Something seemed strange about the emails Christopher Ryan Smith was sending while on vacation in Africa last year. The 32-year-old adventurer's chatty tone was muted and responses were uncharacteristically terse.
"The emails were short and sweet," said Jim Amormino, an Orange County Sheriff's Department spokesman. "They were just too generic."
The reason Smith didn't seem like himself is because it wasn't him. Authorities say Smith never went to Africa at all, but had been murdered in his Southern California office by his business partner Edward Younghoon Shin, who hijacked Smith's email account and pretended he'd gone overseas.
Shin is due to be arraigned in an Orange County courtroom Wednesday.
Messages started arriving soon after Smith was last seen in June 2010. In one, he was sand boarding on South African dunes. In another, he was paragliding near Johannesburg.
Authorities say Shin, 33, kept up the deceit until the final message arrived in December.
"The last one said he was going to the Congo," Amormino said. "I guess (Shin's) thought process was the Congo was dangerous and something must have happened to him there."
Business gone bad?
Smith and Shin had gone into business a couple of years earlier, setting up a company called The 800Xchange, an "advertising agency that focuses on high-performance radio campaigns," according to Shin's now-defunct Twitter account.
Shin had a shady business past and had been convicted of embezzlement and ordered to pay $700,000 in restitution, authorities said. When Smith found out about this and a number of lawsuits his partner was facing, he wanted out.
The two men negotiated a buyout where Shin would pay Smith about $1 million for his interest in the company.
But "instead of paying Mr. Smith $1 million, he murdered him in his business office," Amormino said.
Shin's attorney, Al Stokke, declined to comment. A number listed for Shin's wife appeared to have been disconnected.
'Roller coaster ride'In a June 23 blog post under the moniker "Mr.
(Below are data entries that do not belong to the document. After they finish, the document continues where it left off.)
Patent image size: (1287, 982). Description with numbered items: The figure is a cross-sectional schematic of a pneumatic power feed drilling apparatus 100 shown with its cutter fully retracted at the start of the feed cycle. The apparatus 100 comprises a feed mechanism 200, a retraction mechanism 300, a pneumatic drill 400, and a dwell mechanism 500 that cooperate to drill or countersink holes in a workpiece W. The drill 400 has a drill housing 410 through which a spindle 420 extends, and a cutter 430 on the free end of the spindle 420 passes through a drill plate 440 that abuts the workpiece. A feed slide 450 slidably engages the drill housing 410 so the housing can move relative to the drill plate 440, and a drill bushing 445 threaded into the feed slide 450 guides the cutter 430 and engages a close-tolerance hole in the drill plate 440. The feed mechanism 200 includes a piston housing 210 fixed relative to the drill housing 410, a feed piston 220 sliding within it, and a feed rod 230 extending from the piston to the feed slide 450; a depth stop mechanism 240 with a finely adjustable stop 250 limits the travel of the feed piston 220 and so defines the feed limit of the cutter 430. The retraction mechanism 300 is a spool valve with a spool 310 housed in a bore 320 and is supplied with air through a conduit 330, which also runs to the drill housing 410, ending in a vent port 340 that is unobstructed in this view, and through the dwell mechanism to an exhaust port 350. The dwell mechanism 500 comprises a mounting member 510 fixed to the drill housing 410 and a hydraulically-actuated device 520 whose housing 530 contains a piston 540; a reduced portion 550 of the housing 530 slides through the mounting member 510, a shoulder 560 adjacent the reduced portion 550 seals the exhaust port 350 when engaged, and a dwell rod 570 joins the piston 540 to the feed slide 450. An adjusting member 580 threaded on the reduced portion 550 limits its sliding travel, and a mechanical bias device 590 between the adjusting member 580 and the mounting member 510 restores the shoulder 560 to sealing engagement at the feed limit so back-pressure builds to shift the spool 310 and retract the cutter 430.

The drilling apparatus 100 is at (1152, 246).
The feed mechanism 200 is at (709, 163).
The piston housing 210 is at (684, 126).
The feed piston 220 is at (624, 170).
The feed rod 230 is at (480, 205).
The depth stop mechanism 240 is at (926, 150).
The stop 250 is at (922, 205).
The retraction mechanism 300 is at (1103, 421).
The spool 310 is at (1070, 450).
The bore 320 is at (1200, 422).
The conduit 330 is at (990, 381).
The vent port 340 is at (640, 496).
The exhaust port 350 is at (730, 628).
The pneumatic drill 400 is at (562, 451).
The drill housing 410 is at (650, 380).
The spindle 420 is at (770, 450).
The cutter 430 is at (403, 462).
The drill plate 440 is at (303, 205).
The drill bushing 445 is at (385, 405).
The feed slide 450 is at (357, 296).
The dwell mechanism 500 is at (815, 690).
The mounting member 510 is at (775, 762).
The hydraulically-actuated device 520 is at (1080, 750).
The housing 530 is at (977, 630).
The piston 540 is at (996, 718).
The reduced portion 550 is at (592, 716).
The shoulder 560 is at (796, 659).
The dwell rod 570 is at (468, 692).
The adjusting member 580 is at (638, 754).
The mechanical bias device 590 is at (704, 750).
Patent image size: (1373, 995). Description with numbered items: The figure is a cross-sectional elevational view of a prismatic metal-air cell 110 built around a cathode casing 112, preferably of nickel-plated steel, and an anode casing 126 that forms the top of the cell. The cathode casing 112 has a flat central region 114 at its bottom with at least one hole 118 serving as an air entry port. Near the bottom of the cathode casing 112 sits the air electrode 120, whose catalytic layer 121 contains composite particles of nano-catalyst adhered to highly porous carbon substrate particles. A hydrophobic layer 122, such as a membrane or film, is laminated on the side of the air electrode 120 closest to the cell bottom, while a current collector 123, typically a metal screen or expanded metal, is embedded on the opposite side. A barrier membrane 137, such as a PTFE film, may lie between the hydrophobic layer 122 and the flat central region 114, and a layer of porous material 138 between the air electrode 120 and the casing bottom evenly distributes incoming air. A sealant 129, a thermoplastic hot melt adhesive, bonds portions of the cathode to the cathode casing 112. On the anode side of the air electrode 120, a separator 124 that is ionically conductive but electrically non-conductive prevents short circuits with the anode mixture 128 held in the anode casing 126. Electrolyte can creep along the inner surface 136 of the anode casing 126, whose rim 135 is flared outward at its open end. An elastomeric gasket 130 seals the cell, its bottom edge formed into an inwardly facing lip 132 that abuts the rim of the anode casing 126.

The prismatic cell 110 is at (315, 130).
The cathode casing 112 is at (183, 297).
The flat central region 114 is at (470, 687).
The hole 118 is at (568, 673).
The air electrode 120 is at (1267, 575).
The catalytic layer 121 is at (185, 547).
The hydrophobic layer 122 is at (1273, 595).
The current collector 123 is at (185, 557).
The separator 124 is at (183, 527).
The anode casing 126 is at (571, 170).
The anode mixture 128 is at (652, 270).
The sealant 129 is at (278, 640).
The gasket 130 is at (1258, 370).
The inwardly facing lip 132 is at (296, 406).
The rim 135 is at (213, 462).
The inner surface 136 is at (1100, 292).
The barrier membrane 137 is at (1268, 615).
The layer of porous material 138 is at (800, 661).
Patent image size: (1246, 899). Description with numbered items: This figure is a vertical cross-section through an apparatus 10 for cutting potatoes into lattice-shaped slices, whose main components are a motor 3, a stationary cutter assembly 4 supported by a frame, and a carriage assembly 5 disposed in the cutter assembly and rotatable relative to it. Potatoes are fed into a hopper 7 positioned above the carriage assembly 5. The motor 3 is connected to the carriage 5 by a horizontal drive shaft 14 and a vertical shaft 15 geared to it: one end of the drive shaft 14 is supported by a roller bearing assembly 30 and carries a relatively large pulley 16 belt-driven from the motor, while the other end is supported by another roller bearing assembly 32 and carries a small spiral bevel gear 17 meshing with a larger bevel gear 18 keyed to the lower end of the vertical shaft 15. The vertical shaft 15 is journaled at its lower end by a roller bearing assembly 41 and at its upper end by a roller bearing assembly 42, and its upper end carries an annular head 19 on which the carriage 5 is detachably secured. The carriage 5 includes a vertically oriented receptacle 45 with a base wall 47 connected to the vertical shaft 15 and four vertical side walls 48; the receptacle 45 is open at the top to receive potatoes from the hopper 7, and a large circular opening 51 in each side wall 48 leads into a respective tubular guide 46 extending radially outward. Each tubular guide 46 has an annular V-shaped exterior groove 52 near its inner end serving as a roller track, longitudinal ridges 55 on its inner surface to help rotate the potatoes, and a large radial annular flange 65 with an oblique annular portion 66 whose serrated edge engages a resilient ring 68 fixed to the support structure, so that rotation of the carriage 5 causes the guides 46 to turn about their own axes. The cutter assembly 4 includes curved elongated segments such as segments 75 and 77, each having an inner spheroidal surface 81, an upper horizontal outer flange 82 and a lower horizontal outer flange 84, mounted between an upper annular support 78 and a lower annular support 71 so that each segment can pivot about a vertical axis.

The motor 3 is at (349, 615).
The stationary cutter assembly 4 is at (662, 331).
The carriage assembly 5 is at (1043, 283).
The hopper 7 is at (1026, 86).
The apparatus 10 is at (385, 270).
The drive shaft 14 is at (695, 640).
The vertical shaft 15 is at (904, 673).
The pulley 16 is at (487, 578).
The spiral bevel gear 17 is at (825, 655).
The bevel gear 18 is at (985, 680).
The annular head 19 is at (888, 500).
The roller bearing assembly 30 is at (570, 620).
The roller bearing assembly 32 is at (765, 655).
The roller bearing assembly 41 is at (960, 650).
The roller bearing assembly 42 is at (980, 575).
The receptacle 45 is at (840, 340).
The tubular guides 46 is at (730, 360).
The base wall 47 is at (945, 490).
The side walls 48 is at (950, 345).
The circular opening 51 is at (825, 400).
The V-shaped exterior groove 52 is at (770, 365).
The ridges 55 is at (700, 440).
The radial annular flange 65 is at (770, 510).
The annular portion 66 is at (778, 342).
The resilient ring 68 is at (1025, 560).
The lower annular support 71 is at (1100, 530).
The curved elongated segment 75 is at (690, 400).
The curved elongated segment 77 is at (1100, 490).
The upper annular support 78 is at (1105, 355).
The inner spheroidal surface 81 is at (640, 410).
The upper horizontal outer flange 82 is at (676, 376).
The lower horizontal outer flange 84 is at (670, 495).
Shincredible," which the Los Angeles Times attributed to Shin, the writer says his life "has been nothing short of a roller coaster ride," but "Though most of it was self imposed through a series of bad decisions guided by bad judgment, I can safely say that I am happy to be here."
The post continues with a contrite and religious tone, with the writer acknowledging, "I will publicly admit all of my wrongdoing."
"In the end, as I look upon my life and live it with a heavy heart knowing the people that I've hurt along the way, I can only hope to try and rectify everything in some small measure and know that in God's eyes that was good enough and that I'm good enough for him," it says later in the post.
As for Smith, his family eventually grew suspicious and hired a private investigator, who checked with U.S. embassies in various African countries mentioned in the emails and scoured the international press for signs of the missing American.
In April, local police took a missing person's report and the sheriff's department took over the investigation on Aug. 17.
'Someone out there can help us'
Investigators went to a business park in San Juan Capistrano, a picturesque community in Orange County where Shin and Smith had based their business. Though their old office had been professionally cleaned and repainted, detectives found traces of blood in the carpet. They used DNA testing to confirm it was Smith's.
After placing Shin under surveillance for several days, investigators arrested him Aug. 28 at Los Angeles International Airport as he was about to depart on a flight to Canada. Investigators did not say if it was on a one-way or round-trip ticket.
Following a six-hour interview, Shin confessed to the killing, though he did not say what he had done with Smith's body, officials said.
The alleged victim's father, Steven Smith, declined to comment to the Times in regards to the blog post. He did reiterate a plea to the newspaper: "Our family wants Christopher's remains back. We want to know where Christopher is. Someone out there can help us."
The victim's Range Rover was eventually found in San Jose.
On Aug. 29, homicide investigators arrested another man, Kenny Roy Kraft, 34, on suspicion of being an accessory after the fact and helping dispose of Smith's belongings. Kraft pleaded not guilty to the charges against him, the Los Angeles Times report said.